A contingent liability is a possible obligation that arises from past events whose existence will be confirmed by the occurrence or non-occurrence of one or more uncertain future events beyond the control of the Company or a present obligation that is not recognized because it is not probable that an outflow of resources will be required to settle the obligation. A contingent liability also arises in extremely rare cases where there is a liability that cannot be recognized because it cannot be measured reliably. The Company does not recognize a contingent liability but discloses its existence in the financial statements.
1.11. Financial instruments
A financial instrument is any contract that give rise to a financial asset of one entity and a financial liability or equity of another entity.
Initial Recognition
Financial assets and liabilities are recognised when the Company becomes a party to the contract that gives rise to financial assets and financial liabilities. Financial assets and liabilities are initially measured at fair value. Transaction costs that are directly attributable to the acquisition or issue of financial assets and financial liabilities (other than financial assets and financial liabilities at fair value through profit or loss) are added to or deducted from the fair value measured on initial recognition of financial asset or financial liability.
Subsequent Measurement
Financial assets at amortised cost
Financial assets are subsequently measured at amortised cost if these financial assets are held within a business whose objective is to hold these assets in order to collect contractual cash flows and the contractual terms of the financial asset give rise on specified dates to cash flows that are solely payments of principal and interest on the principal amount outstanding.
Financial assets at fair value through other comprehensive income (nothing has been modified so can be removed)

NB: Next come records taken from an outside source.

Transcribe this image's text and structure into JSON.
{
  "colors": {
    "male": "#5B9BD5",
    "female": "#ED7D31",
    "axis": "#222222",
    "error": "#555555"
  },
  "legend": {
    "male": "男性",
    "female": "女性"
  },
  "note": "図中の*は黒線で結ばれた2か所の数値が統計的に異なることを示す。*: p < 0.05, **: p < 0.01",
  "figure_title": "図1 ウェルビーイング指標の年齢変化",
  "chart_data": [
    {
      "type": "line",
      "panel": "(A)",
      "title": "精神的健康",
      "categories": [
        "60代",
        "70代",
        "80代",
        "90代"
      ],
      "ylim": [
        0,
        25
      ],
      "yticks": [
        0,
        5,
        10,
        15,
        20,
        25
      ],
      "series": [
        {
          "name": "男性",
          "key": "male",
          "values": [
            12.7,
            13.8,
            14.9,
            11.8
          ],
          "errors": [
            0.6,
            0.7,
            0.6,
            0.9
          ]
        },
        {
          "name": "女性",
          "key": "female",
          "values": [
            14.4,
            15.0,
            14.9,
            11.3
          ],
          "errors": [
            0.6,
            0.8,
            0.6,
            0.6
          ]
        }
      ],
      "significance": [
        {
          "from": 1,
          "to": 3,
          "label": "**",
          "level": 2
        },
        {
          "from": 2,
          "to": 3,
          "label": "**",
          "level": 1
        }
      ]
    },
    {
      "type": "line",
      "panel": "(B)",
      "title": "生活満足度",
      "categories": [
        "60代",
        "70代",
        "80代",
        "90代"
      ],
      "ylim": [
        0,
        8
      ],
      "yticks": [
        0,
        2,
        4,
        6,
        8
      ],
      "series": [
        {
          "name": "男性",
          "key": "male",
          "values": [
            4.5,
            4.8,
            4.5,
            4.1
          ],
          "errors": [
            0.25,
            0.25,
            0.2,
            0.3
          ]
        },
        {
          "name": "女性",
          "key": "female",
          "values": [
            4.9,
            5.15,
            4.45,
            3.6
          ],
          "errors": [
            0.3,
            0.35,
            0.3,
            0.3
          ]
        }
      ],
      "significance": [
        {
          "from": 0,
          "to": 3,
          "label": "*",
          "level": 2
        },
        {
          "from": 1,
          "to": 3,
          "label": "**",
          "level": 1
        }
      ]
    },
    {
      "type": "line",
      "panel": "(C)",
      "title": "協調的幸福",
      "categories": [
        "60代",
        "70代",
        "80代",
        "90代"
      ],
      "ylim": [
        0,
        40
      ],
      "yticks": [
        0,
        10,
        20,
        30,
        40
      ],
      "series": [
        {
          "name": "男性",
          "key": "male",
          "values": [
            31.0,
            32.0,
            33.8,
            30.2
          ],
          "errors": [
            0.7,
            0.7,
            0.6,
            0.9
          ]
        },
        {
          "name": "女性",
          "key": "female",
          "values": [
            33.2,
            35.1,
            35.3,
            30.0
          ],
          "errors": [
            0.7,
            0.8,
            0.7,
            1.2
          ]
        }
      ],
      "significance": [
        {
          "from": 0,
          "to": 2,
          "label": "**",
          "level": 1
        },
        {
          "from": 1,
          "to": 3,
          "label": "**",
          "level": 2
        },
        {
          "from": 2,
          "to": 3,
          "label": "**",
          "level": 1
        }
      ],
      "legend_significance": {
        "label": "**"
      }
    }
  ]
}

Financial assets are measured at fair value through other comprehensive income if these financial assets are held within a business whose objective is achieved by both collecting contractual cash flows and selling financial assets and the contractual terms of the financial asset give rise on specified dates to cash flows that are solely payments of principal and interest on the principal amount outstanding.

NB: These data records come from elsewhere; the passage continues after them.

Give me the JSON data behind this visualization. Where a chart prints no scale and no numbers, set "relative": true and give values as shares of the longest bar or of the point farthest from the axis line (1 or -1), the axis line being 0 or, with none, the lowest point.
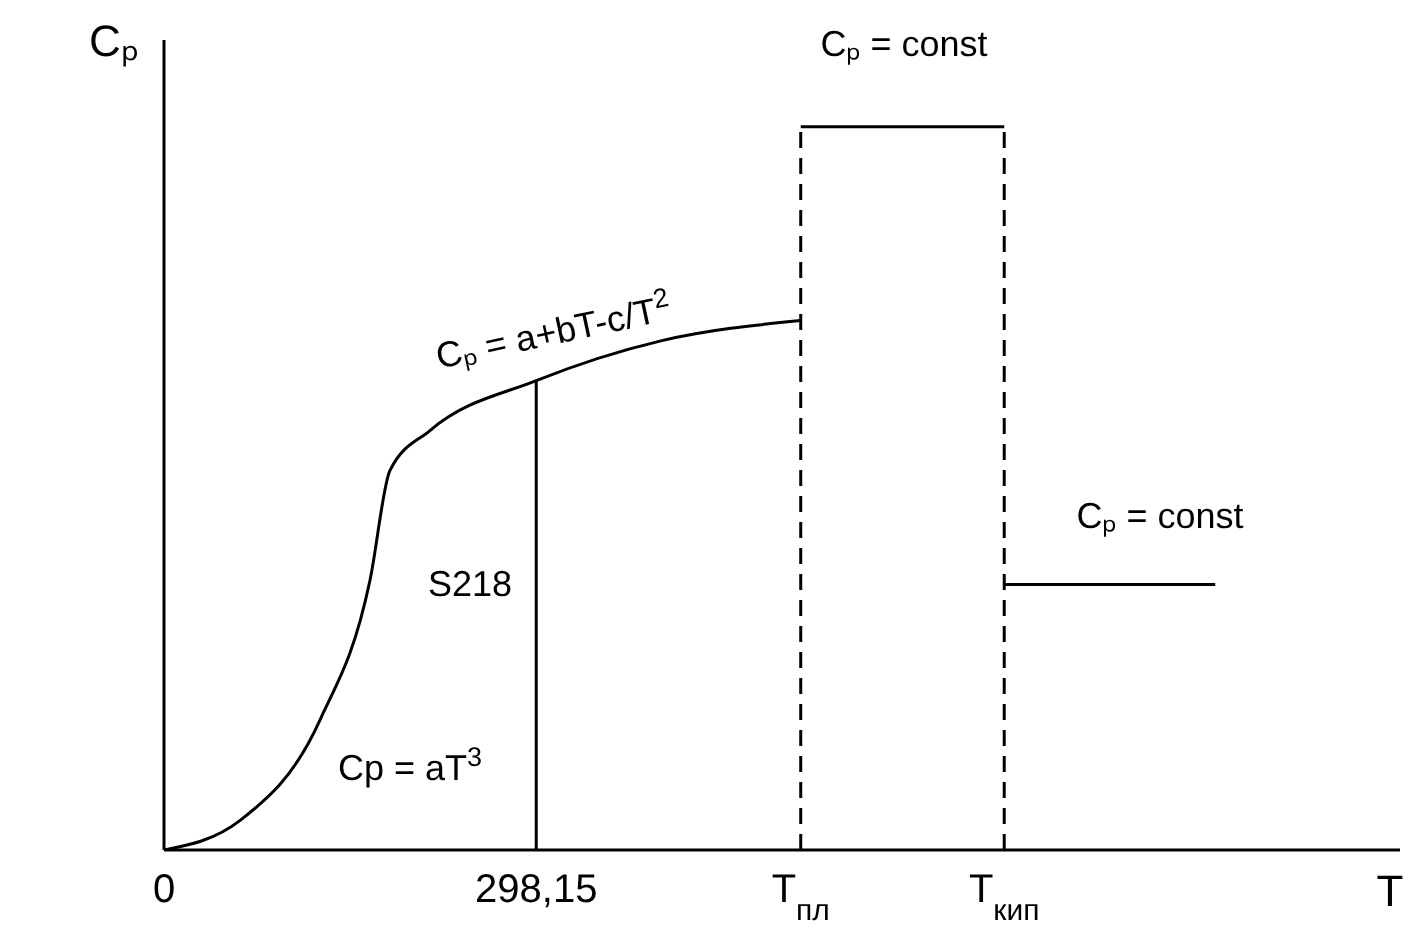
{
  "chart_data": {
    "type": "line",
    "relative": true,
    "ylabel": "Cₚ",
    "xlabel": "T",
    "xlim": [
      0,
      990
    ],
    "xticks": [
      {
        "value": 0,
        "label": "0"
      },
      {
        "value": 298.15,
        "label": "298,15"
      },
      {
        "value": 510,
        "label": "T$_{пл}$"
      },
      {
        "value": 673,
        "label": "T$_{кип}$"
      }
    ],
    "grid": false,
    "marker": "none",
    "series": [
      {
        "color": "#000000",
        "line_style": "solid",
        "x": [
          0,
          61,
          125,
          165,
          181,
          213,
          298.15,
          398,
          510
        ],
        "values": [
          0,
          0.041,
          0.18,
          0.373,
          0.525,
          0.58,
          0.649,
          0.704,
          0.732
        ]
      },
      {
        "color": "#000000",
        "line_style": "solid",
        "x": [
          510,
          673
        ],
        "values": [
          1,
          1
        ]
      },
      {
        "color": "#000000",
        "line_style": "solid",
        "x": [
          673,
          842
        ],
        "values": [
          0.367,
          0.367
        ]
      },
      {
        "color": "#000000",
        "line_style": "solid",
        "x": [
          298.15,
          298.15
        ],
        "values": [
          0,
          0.649
        ]
      },
      {
        "color": "#000000",
        "line_style": "dashed",
        "x": [
          510,
          510
        ],
        "values": [
          0,
          1
        ]
      },
      {
        "color": "#000000",
        "line_style": "dashed",
        "x": [
          673,
          673
        ],
        "values": [
          0,
          1
        ]
      }
    ],
    "annotations": [
      "Cₚ = a+bT-c/T$^{2}$",
      "Cₚ = const",
      "Cₚ = const",
      "Cp = aT$^{3}$",
      "S218"
    ]
  }
}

Financial assets at fair value through profit or loss (nothing has been modified so can be removed)
Financial assets are measured at fair value through profit or loss unless it is measured at amortised cost or at fair value through other comprehensive income on initial recognition. The transaction costs directly attributable to the acquisition of financial assets at fair value through profit or loss are immediately recognised in statement of profit and loss.
Financial liabilities (nothing has been modified so can be removed)
Financial assets are measured at fair value through profit or loss unless it is measured at amortised cost or at fair value through other comprehensive income on initial recognition. The transaction costs directly attributable to the acquisition of financial assets at fair value through profit or loss are immediately recognised in statement of profit and loss.
1.12. Cash and cash equivalents
The Company considers all highly liquid financial instruments, which are readily convertible into known amounts of cash that are subject to an insignificant risk of change in value and having original maturities of three months or less from the date of purchase, to be cash equivalents. Cash and cash equivalents consist of balances with banks which are unrestricted for withdrawal and usage.